Christus jedoch war gehorsam – „gehorsam bis zum Tod am Kreuz“ (Phil.2,8).

Sein Gehorsam brachte ihn in den „Schoß der Erde“, wo er ebenfalls drei Tag und drei Nächte blieb, bis Gott die Fesseln des Todes auflöste und Jesus siegreich auferstand – zu unserer Errettung!

Dieses Zeichen aber, das Zeichen seiner Auferstehung, hat Gott vor allen Augen aufgerichtet. Niemand kann es übersehen!

Wahrhaftig: Hier ist mehr als Jona (Mt.12,38-40).

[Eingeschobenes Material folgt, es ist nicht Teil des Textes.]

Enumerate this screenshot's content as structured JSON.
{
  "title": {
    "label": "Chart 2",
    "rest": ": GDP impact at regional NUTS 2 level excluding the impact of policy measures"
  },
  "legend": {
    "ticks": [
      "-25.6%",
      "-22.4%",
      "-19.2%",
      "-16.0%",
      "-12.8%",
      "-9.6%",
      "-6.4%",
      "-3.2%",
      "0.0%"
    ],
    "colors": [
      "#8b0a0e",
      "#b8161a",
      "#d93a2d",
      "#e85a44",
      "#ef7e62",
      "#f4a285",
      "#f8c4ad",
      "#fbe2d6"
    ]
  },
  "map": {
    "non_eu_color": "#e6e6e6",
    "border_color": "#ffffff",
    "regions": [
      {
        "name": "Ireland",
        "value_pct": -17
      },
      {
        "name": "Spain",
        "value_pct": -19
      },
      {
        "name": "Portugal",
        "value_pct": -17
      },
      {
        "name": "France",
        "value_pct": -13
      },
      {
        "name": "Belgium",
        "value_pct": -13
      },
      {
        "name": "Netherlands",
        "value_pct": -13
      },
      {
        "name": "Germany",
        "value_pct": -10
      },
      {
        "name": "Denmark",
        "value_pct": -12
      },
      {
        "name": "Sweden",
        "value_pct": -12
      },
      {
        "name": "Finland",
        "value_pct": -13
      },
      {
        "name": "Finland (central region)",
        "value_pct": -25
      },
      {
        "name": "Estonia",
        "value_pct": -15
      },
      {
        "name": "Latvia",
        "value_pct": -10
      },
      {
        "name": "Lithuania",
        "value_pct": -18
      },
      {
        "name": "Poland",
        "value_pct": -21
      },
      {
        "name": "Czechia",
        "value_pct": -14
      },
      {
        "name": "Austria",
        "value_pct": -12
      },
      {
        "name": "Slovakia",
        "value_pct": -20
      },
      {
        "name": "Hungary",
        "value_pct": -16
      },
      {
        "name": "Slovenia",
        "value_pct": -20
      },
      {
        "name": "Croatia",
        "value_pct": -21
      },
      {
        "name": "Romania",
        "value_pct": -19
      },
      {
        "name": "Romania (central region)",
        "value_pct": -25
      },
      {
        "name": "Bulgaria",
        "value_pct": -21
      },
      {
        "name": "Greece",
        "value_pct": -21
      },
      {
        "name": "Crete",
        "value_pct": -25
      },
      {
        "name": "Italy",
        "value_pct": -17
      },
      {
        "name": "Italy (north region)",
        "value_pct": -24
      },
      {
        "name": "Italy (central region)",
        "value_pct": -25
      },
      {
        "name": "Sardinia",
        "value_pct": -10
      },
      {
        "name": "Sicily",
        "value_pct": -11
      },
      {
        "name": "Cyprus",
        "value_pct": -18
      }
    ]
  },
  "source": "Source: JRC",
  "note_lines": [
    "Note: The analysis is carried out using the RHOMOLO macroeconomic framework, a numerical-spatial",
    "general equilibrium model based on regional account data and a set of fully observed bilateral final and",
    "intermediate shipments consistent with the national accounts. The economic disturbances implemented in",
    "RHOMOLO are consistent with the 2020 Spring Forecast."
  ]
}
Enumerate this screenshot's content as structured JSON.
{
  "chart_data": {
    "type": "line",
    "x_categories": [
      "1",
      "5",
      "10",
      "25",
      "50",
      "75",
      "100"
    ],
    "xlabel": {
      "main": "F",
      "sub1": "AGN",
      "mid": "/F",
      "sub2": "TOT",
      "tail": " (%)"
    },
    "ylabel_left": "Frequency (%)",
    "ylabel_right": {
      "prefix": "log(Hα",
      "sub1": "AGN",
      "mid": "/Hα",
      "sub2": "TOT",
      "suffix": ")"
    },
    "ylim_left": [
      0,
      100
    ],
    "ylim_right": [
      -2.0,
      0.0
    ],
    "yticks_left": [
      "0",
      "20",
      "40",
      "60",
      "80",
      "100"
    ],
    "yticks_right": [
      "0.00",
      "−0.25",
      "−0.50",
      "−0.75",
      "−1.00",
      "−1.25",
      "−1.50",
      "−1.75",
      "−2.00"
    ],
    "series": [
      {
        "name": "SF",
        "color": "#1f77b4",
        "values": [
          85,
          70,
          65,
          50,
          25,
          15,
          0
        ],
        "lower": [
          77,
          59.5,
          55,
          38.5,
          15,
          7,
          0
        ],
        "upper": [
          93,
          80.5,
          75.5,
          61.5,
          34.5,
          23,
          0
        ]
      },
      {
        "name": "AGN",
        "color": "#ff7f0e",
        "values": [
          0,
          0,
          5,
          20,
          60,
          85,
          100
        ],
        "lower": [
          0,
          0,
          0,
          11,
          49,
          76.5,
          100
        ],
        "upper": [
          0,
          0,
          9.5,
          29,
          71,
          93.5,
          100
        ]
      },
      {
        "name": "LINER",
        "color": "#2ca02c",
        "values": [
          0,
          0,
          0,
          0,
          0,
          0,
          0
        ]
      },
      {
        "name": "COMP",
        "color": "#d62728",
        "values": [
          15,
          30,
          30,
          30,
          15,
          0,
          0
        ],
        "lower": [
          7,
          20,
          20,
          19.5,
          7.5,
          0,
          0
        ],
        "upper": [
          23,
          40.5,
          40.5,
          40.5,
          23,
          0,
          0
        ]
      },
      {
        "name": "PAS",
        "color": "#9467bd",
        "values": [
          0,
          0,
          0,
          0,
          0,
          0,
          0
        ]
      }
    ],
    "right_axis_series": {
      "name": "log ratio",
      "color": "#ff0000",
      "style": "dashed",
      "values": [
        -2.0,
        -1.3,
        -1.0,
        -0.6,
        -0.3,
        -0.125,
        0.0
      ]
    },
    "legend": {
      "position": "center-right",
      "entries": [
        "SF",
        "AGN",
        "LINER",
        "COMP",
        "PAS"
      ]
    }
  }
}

Wenn du mal wieder unter dem „Rizinusstrauch“ sitzt, schmollend, unzufrieden und auf bessere Zeiten wartend, dann kannst du in einem Augenblick deinen Standort wechseln. Du kannst unter dem Schirm des Höchsten, dem Schatten des Allmächtigen, Platz nehmen (Ps.91,1) und zu ihm sprechen: Herr Jesus, du Erretter meiner Seele, du bist mein Leben. Danke, das du mich auch jetzt liebst und immer lieben wirst (Röm.8,38-39). Ich lege ab, was mich beschwert (Hebr.12,1). Ich ziehe dich an! Du bist mein Gehorsam! Du bist mein Friede! Du bist meine Menschenliebe, mein Mitgefühl und mein herzliches Erbarmen! Schaffe in mir, was dir gefällt (Hebr.13,21).